IOOF, led by managing director Chris Kelaher, is one of the big-five platform providers. These are the administration platforms used by financial planners, which provide their clients with consolidated reports on portfolio performances and taxes and enable easy switching between investments. The platform owner levies a fee that is a percentage based on the assets. IOOF has been acquiring platforms and has its own financial planning network. IOOF is considered a possible takeover target by one of the big banks or insurers.

HEALTHY PERFORMER

Blackmores, the natural health remedies company, has very high returns on equity, which analysts say is a good thing because it shows a company is making good use of shareholder funds.

Whether it's arthritis, joint, bone and muscle pain or "brain health", Blackmores, which was started in 1938 by Maurice Blackmore, has a pill for everything.

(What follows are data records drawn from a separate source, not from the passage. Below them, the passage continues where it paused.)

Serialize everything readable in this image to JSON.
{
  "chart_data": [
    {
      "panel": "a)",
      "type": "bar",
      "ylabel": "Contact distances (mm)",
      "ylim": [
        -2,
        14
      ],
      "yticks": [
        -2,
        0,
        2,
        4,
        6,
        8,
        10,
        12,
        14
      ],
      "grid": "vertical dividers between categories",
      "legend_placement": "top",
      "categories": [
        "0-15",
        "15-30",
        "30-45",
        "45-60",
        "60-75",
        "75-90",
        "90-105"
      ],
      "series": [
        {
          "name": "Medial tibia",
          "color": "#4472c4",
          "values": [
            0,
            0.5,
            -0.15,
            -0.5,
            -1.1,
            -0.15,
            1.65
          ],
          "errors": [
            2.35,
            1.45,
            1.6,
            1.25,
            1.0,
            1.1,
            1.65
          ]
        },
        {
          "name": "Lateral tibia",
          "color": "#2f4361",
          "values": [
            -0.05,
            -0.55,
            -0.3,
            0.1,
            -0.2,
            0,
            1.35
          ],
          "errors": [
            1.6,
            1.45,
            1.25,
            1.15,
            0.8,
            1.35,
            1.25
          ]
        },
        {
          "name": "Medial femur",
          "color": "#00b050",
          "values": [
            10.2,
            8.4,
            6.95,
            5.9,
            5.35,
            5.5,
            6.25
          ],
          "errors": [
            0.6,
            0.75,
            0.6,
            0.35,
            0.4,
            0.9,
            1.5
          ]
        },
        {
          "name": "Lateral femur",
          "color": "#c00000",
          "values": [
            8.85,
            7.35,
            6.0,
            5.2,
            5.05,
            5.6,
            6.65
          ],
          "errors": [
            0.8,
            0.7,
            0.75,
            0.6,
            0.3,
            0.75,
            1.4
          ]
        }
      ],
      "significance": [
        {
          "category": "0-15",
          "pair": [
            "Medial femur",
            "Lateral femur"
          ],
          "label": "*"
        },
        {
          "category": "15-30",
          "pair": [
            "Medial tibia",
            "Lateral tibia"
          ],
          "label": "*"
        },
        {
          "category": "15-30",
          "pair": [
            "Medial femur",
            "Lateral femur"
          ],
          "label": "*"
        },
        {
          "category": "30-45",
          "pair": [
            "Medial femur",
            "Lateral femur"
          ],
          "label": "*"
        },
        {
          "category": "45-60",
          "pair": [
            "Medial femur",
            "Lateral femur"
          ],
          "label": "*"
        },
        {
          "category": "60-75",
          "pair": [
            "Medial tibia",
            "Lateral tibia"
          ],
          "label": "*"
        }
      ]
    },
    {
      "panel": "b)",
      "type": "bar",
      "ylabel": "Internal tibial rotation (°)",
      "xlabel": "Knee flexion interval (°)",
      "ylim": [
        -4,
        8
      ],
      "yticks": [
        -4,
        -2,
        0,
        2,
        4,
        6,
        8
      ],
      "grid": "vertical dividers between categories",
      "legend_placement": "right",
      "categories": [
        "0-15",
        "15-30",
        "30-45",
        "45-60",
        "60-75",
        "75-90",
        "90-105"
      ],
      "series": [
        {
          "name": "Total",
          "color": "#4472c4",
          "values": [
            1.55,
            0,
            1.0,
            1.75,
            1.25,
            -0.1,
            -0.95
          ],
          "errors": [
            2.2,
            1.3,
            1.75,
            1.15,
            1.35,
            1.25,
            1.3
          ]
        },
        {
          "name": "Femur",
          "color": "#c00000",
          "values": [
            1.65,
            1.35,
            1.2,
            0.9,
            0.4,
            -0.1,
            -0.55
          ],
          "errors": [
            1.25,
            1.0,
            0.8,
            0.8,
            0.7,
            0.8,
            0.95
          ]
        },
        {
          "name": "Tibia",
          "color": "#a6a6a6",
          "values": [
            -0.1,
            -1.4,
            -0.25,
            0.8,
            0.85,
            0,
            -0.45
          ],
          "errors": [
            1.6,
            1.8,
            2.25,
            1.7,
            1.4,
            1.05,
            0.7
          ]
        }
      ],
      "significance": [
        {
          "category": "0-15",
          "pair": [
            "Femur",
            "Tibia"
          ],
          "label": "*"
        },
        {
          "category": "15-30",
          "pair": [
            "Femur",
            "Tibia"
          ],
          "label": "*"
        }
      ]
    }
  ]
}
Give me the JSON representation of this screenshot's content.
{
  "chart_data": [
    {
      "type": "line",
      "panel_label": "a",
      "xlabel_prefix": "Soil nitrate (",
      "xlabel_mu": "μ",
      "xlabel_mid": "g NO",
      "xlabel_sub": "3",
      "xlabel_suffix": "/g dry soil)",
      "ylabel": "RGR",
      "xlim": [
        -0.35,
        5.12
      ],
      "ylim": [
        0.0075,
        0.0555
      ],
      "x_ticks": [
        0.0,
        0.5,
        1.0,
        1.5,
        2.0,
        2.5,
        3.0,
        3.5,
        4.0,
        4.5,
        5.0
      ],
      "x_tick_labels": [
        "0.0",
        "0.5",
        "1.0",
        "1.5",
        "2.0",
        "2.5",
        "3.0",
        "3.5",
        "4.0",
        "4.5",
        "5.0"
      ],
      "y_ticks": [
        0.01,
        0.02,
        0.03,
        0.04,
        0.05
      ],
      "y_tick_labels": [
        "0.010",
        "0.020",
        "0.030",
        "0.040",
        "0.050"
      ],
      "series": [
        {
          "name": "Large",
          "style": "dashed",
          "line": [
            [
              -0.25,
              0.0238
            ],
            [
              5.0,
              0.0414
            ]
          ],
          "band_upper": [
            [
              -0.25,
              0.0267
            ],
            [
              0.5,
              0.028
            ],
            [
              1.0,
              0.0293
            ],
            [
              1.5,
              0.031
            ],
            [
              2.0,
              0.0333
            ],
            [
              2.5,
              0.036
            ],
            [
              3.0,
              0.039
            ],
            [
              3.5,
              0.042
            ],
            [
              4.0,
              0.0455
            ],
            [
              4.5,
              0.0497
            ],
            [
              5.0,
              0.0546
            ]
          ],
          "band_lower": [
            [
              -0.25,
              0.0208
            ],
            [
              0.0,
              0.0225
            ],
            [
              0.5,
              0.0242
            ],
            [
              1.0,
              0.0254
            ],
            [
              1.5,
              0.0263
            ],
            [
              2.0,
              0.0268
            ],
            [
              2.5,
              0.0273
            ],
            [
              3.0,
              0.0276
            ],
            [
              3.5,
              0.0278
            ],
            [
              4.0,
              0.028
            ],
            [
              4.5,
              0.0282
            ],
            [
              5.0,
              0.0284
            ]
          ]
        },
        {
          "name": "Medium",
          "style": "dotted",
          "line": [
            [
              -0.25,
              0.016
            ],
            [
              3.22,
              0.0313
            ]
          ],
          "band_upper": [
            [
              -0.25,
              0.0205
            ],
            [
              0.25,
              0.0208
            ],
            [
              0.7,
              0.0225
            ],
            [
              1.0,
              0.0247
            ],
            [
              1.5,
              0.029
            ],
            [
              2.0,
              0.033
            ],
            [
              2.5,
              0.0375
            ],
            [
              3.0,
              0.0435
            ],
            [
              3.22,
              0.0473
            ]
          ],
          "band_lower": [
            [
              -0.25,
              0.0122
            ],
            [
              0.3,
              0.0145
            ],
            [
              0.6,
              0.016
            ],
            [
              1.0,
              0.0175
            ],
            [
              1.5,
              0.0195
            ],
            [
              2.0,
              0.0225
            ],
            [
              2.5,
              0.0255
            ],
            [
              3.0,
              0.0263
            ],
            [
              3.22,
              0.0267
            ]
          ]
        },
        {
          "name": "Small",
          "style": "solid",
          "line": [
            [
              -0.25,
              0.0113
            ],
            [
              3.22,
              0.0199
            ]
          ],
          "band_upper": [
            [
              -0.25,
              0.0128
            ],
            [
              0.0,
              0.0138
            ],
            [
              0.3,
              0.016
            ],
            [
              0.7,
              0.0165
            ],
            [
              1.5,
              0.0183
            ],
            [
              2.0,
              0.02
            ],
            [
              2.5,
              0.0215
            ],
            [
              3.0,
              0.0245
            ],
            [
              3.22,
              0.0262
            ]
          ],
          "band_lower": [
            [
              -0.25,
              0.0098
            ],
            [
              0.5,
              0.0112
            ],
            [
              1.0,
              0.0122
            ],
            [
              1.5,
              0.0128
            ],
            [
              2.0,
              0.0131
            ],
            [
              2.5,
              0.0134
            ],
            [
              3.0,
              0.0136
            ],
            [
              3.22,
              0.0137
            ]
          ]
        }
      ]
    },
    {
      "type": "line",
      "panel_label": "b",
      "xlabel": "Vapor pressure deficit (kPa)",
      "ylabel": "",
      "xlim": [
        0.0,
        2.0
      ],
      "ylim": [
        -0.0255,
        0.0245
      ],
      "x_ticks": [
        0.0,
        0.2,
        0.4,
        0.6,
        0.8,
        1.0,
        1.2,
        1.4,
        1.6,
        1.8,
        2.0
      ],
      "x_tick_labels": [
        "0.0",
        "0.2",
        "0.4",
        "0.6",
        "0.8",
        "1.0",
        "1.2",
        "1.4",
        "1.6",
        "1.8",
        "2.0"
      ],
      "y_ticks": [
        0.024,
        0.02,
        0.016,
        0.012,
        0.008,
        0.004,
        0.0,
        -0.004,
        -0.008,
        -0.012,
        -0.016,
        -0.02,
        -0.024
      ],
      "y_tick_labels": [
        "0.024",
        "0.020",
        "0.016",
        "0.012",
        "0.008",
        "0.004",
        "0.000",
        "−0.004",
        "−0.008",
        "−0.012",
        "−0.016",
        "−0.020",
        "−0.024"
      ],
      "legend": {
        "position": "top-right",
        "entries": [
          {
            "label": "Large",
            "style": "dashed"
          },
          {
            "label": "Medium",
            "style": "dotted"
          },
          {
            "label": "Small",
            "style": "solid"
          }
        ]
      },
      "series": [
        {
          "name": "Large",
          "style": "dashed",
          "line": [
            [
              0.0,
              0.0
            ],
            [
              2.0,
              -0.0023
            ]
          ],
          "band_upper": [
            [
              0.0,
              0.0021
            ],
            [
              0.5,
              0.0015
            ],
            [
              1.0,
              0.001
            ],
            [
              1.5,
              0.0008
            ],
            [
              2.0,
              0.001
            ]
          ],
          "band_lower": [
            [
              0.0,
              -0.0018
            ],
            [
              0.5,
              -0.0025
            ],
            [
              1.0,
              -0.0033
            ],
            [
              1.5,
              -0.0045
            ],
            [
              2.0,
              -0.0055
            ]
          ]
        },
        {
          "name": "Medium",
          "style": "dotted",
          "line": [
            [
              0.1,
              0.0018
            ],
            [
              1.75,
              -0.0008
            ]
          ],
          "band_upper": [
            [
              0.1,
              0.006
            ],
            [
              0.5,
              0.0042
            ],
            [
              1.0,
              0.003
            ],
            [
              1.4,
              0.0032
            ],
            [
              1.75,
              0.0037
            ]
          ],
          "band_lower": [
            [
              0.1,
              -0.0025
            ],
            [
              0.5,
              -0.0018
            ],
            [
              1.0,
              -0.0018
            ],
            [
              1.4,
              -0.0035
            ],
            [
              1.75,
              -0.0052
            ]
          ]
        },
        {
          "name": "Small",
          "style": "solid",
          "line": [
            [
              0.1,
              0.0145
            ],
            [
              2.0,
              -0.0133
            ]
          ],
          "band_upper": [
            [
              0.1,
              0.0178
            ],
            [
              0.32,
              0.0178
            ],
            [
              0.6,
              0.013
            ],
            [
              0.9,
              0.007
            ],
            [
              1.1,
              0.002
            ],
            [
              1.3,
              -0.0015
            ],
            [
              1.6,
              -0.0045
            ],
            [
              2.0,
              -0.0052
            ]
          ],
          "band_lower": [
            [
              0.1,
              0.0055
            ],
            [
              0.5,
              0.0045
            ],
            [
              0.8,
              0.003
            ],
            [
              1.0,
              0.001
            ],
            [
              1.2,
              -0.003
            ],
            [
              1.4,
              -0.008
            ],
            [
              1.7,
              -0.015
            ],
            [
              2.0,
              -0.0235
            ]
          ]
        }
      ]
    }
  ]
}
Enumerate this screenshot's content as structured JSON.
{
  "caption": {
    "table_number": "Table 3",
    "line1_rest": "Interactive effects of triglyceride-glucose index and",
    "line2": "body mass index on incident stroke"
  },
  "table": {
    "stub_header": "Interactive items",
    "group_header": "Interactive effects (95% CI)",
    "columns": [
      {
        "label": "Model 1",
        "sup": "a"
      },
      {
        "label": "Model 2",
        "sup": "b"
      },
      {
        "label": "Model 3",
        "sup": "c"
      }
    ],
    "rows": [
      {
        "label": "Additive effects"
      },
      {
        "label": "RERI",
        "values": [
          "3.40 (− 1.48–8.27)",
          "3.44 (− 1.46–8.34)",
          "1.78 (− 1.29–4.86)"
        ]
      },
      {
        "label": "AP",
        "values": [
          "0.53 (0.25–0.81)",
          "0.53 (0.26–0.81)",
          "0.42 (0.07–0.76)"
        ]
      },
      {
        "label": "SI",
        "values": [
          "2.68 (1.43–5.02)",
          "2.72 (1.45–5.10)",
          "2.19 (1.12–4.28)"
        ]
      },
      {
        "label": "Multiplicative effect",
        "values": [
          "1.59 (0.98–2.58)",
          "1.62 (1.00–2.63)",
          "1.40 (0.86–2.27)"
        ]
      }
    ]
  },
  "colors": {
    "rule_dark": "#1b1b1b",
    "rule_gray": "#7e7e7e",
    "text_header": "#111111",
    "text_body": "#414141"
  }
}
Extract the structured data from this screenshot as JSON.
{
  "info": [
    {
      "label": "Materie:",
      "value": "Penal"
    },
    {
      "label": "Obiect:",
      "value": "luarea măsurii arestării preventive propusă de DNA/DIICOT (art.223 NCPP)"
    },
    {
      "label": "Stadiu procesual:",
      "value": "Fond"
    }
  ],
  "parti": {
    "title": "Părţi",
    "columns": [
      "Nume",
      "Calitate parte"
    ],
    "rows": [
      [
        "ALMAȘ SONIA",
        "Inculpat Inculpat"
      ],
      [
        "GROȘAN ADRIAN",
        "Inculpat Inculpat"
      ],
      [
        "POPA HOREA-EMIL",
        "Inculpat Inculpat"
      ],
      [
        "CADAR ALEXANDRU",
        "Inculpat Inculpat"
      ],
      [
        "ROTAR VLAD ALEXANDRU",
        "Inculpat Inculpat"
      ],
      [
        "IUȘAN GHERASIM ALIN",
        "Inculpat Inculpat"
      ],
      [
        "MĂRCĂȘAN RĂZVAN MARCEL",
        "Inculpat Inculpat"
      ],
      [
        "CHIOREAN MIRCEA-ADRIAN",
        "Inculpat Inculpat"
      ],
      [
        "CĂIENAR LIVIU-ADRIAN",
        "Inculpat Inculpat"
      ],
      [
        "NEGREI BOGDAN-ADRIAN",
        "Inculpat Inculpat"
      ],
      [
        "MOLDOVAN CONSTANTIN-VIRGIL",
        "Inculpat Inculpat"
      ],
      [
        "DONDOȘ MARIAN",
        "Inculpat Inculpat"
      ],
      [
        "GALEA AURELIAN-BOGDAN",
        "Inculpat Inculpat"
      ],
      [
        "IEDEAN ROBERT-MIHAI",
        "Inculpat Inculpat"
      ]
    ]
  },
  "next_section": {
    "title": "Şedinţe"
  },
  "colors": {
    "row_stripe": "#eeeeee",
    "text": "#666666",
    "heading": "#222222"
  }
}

Greg Canavan, a sharemarket analyst and editor of Sound Money. Sound Investments, a weekly report on the sharemarket, says Blackmores is a "nice little smaller cap" that is tapping into a growing market for natural remedies. It has a strong business in Australia and has established a presence in Thailand and Malaysia. The company distributes its products mainly through pharmacies and supermarkets.

Canavan says $23 a share is a little expensive and would prefer to buy at $20. "In 10 years' time, I think Blackmores will be a lot bigger company than it is now," he says.